A análise dessa suposta relação de
dependência foi feita entre nós também no âmbito da crítica literária por
autores que incorporaram o instrumental teórico marxista, notadamente Antônio
Cândido, Roberto Schwarz, Alfredo Bosi e Paulo Eduardo Arantes. É possível
dizer que o tema central da reflexão desses autores é a formação da literatura
brasileira num contexto de capitalismo dependente. Sabemos que a ideia de
formação (Bildung) foi empregada por
Antônio Cândido a partir de sua leitura dos clássicos do iluminismo alemão,
fundamentalmente Schiller e Goethe, que pensaram o problema da formação do
indivíduo na modernidade, processo marcado por uma dialética conflituosa entre
a afirmação do eu e as estruturas sociais cambiantes no sentido de uma
sociedade burguesa, não mais ancorada na tradição, mas na autonomia individual
(nunca é demais lembrar que o próprio Karl Marx foi profundamente influenciado
por essas formulações). Também cabe colocar em destaque a influência exercida
pelo maior dos críticos literários marxistas sobre as reflexões de Cândido,
Schwarz, Bosi e Arantes: falamos do húngaro Gyorgy Lukács, autor de importantes
textos sobre o realismo, concebido por ele não como um simples movimento
literário, mas como um procedimento de reflexo estético tradutor para a
linguagem literária da dialética que permeia a vida social e os conflitos
individuais (analisados por Marx em termos filosóficos, econômicos e
sociológicos). Segundo Lukács – no que seguem nossos críticos – a forma
literária romance seria típica da modernidade burguesa, tempo em que a posição
do protagonista é ambígua, conflituosa e não se resolve com a integração deste
na sociedade, como se dava nas formas literárias típicas das culturas fechadas
(pré-capitalistas). Essa situação do homem moderno seria solidária ao
desenvolvimento da forma mercadoria, que estabelece relações impessoais entre
os homens através da mediação do valor de troca.

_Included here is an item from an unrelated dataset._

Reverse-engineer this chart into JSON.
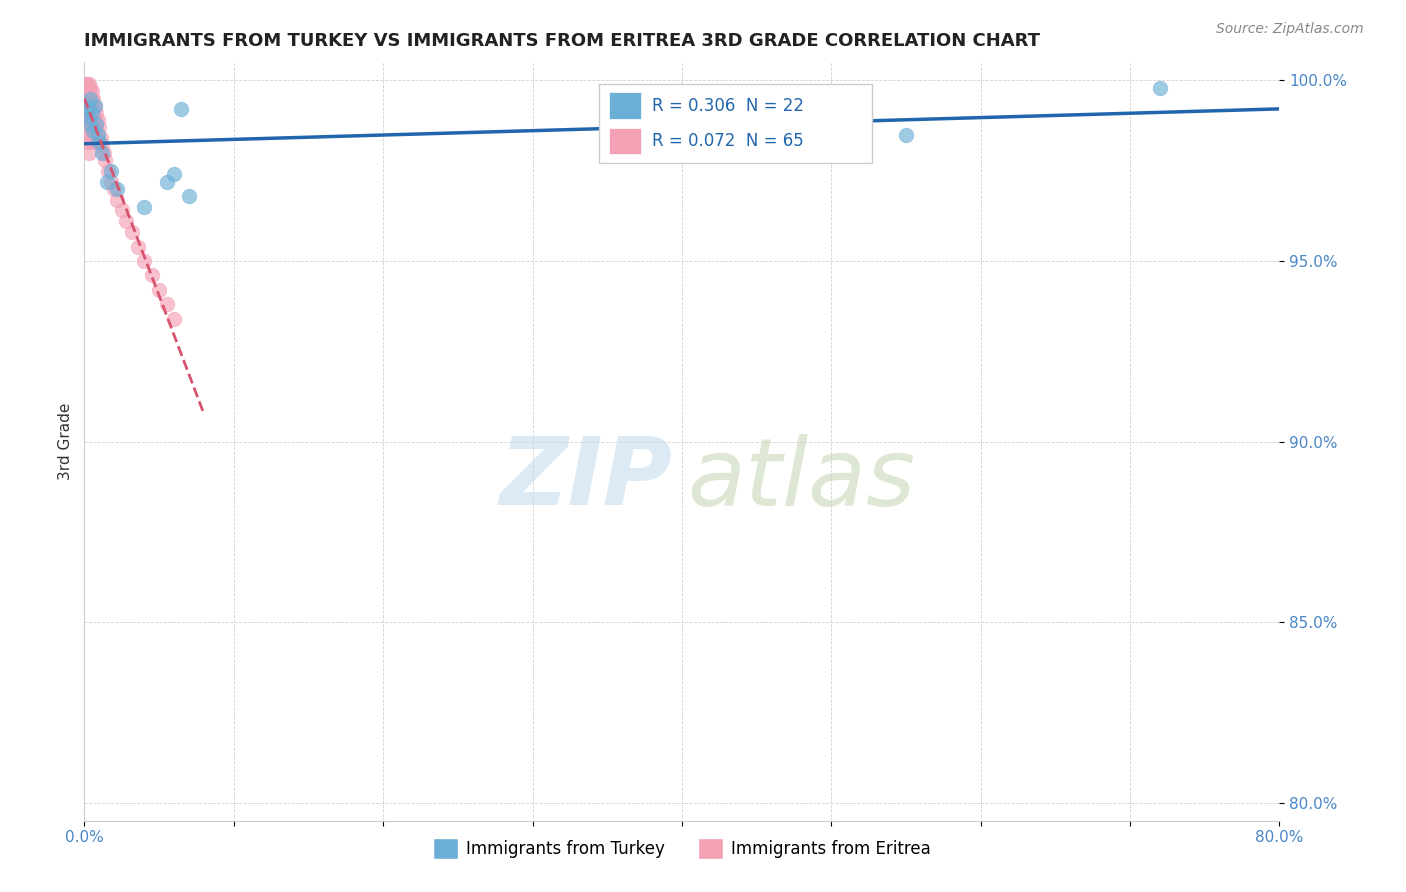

No caso brasileiro, a forma romance
enfrentou sérias dificuldades para se afirmar, segundo Schwarz, especialmente
devido à permanência das relações paternalistas de favor como mediação
fundamental das relações sociais. Aqui, o ideário liberal-burguês desempenhava
a função de ideias fora do lugar, contribuindo para legitimar um quadro arcaico
marcado pela escravidão e pelo patriarcalismo. Por essa razão, a forma
mercadoria estava longe de permear nossas relações sociais no momento em que
surgiram os primeiros grandes romancistas brasileiros: José de Alencar e
Machado de Assis. O resultado dessa configuração foi a exibição de um quadro
caricato da modernidade, que permitiu aos nossos mestres do romance desvendar o
aspecto ideológico do pensamento liberal, que em seu centro (a Europa) parecia
científico e verdadeiro. Por trás do capitalista, dos contratos, da pessoa
livre, dos negócios, surgia na sombra o arcaico, a cultura do favor, a
escravidão, o atraso. Girando fora de seu eixo, as ideias fundadoras da
modernidade capitalista mostrariam no Brasil de Machado, como na Rússia de
Dostoievsky, sua face perversa e opressora.